Les peintures à l'huile d'andré Hambourg
Englesqueville-en-Auge
J’avais souhaité de longue date une maison avec un coucher de soleil sur la mer. Et c’est tout le contraire qui nous était proposé. Mais quand Nicole a vu les bâtiments, que nous avons mis longtemps à aménager, et le superbe dégagement que nous avions, au-delà des prés, sur le vallon et la forêt, elle a été conquise, comme je l’étais. Ce fut une période où j’ai cru que l’on pouvait accéder au bonheur
André Hambourg
A quelques kilomètres d’Honfleur, caché dans le Pays d’Auge, le hameau d’Englesqueville est un havre de paix où la peinture se conjugue au quotidien, en famille, au sein d’une nature champêtre et d’animaux en liberté.
C’est en 1962 qu’André et Nicole Hambourg achètent la ferme « La Thillaye » à Englesqueville-en-Auge. Des bâtiments de ferme qu’ils mettent des années à restaurer. Eden normand où s’écoulent des jours heureux.
Pour les Hambourg, une ferme exige la présence d’animaux. Très vite est créé un « lapinodrome » pour accueillir la basse-cour traditionnelle, rejointe par une chèvre puis d’autres biquettes et cabris. Biquouillou, Blanchette et son frère le bouc Thimotée figurent parmi les modèles facétieux et complices du peintre qui, émerveillé par les reflets du soleil jouant sur leur robe, reconduit des séances de pose impromptues.
Puis ce fut l’arrivée d’un troupeau d’oies, gardiennes tonitruantes et intraitables du domaine au point qu’il faudra réduire la colonie à trois oies, parmi lesquelles, Trompette, la plus perspicace, attachée au peintre qu’elle ne quitte pas.
Dans un ancien pressoir dont la vis monumentale occupe les deux étages, André Hambourg aménage ses ateliers où il travaille dans la quiétude de la campagne environnante. Ou bien, installé dans les champs en pente qui entourent La Thillaye et surplombent la vallée de la Touques, il peint sur le motif, multiplie les dessins, aquarelles, pastels et lavis qui ont fait connaître jusqu’aux États-Unis, ce bocage normand avec ces percées dans les arbres dégageant le clocher de la petite église d’Englesqueville.

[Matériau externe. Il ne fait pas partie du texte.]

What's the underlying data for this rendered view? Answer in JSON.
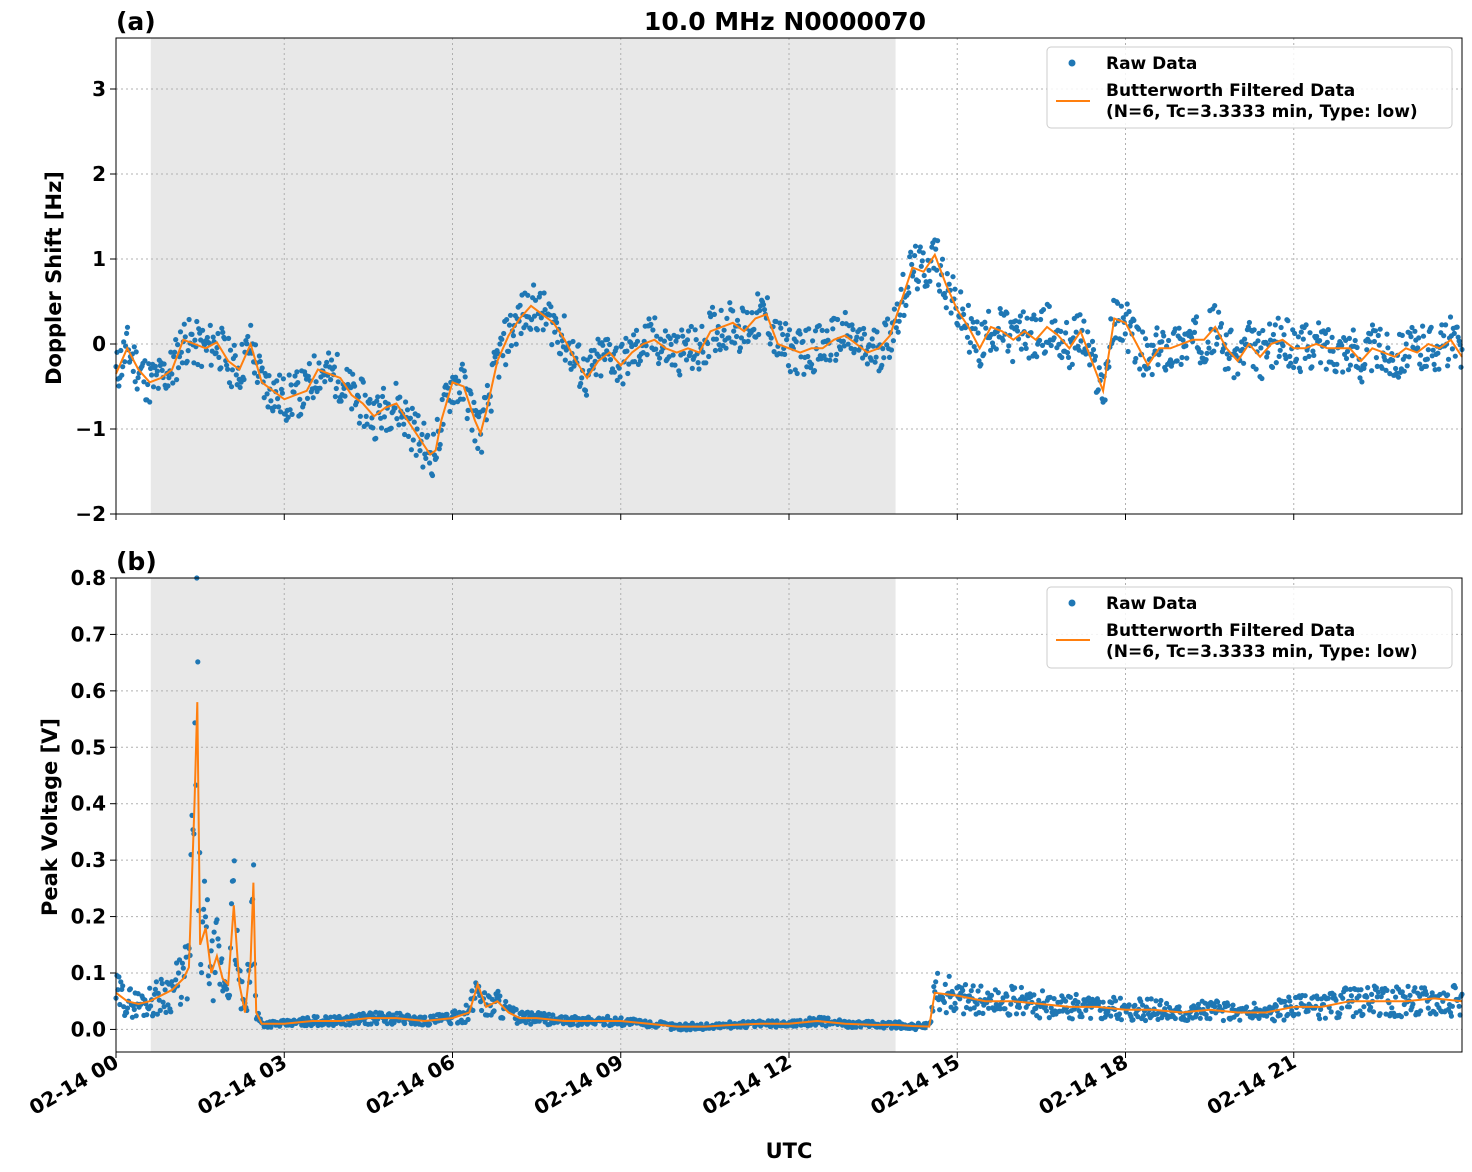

Travaux des champs, pommiers en fleurs, massifs de cosmos, traite des vaches, chèvres et oies sous le soleil couchant, en hiver, au printemps, en été, des sujets familiers saisis dans l’instant de la première émotion.
Chaque toile est un poème, un hymne à la beauté simple. Un partage fusionnel entre le regard et le geste, l’expression et le motif dont André Hambourg nous dit la fragilité et l’éphémère impression de bonheur, à l’image de la vie, dont il revient à la peinture de nous transmettre la grâce d’une éternité.